E la denigrazione, gli uomini di Ncd, se la riservano gelosamente, evitano di concederne l’esercizio ad altri, fanno tutto in casa. In Parlamento descrivono un Alfano incapace di agganciare davvero Renzi, e allora disegnano il quadro di una servile concorrenza a chi sa rendersi più utile: “Verdini senza stare al governo è decisamente più abile”. Mentre in provincia, quelli che resistono, tentati come sono dal rifugiarsi nelle liste civiche, vedono un uomo deciso a concentrarsi con felice miopia solo su ciò che è vicino: i ministeri, il potere romano.
E ieri Alfano, oltre ad aver incassato la promozione di Costa e di Dorina Bianchi a sottosegretario ai rapporti con il Parlamento, ha pure riportato al governo il senatore Antonio Gentile, calabrese, capo carismatico di quella che tutti chiamano “cordata della soppressata”. Gentile stava per andarsene con Verdini, stava per portarsi via il suo gruppo di senatori conterranei, Aiello e Bilardi – quest’ultimo molto noto in Calabria per la faccenda di un certo televisore Lcd acquistato con i soldi della regione, e chissà come finito a casa sua – ma alla fine ha deciso di restare. Ora è sottosegretario allo Sviluppo.

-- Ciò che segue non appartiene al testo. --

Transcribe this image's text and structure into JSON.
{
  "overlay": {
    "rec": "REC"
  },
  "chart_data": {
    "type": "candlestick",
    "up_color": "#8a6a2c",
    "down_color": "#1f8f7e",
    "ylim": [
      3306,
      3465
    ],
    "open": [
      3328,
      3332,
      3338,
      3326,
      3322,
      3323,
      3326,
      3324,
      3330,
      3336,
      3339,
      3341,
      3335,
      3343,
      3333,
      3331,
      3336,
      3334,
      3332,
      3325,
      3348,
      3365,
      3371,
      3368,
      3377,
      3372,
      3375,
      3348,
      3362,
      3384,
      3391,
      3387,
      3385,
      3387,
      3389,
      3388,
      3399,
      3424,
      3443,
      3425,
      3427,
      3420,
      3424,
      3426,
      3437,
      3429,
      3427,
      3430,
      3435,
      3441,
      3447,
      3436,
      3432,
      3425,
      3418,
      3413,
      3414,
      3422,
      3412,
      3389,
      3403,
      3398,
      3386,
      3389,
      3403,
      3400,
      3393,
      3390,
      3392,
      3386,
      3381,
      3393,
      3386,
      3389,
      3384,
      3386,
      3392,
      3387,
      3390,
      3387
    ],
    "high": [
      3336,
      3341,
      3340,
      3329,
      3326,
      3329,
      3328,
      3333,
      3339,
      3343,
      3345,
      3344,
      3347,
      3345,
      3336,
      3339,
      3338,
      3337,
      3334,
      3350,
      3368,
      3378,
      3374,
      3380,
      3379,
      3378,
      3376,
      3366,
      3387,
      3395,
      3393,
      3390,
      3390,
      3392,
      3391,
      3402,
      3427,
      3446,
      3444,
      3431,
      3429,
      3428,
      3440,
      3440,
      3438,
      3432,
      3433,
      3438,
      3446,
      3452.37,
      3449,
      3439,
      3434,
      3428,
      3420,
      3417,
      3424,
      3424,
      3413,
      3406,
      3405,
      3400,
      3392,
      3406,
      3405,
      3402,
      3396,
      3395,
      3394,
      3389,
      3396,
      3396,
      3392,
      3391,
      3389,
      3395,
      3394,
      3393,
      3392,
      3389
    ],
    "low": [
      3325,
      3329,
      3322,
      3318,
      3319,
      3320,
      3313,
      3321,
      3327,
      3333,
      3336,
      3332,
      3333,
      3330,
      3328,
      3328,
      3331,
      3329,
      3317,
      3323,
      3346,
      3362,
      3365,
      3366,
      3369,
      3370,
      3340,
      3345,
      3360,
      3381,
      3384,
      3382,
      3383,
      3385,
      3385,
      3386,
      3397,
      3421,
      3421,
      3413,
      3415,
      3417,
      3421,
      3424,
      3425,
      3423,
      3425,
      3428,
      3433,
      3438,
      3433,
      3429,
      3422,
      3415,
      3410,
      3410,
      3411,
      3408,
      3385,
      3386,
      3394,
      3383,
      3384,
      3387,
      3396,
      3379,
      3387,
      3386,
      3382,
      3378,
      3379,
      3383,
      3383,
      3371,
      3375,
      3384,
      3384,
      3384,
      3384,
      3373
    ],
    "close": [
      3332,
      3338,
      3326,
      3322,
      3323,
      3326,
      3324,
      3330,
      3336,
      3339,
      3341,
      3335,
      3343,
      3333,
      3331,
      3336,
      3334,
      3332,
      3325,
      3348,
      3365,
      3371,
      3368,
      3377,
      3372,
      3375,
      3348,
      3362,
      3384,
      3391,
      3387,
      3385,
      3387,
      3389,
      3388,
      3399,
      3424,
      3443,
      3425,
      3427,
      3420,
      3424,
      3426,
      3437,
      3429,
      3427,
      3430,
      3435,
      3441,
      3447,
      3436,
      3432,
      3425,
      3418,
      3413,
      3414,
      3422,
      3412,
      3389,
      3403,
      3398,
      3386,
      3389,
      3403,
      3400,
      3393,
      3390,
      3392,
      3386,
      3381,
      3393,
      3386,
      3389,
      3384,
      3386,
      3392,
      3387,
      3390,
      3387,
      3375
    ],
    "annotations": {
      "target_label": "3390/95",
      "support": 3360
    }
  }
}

[**Video_box_2**]Così da ieri sono dodici i membri del governo di Ncd. E insomma questo partito che probabilmente non avrà una lista per le amministrative né a Roma né a Napoli, forse nemmeno a Torino, questo partito che Renzi considera così elettoralmente scarso da non volercisi alleare da nessuna parte, questo partito che ha visto ridursi i consiglieri delle Marche da cinque a uno e quelli della Campania da sette a due, esprime però dodici membri del governo. Dovunque si è votato, finora, il personale eletto di questo “nuovo centro destra” si è ridotto dell’80 per cento, o è stato completamente cancellato con un colpo di spugna sulla lavagna della politica. Il Nuovo centrodestra, dunque. Una specie così estinta da dare l’impressione che non sia mai esistita. Eppure c’è.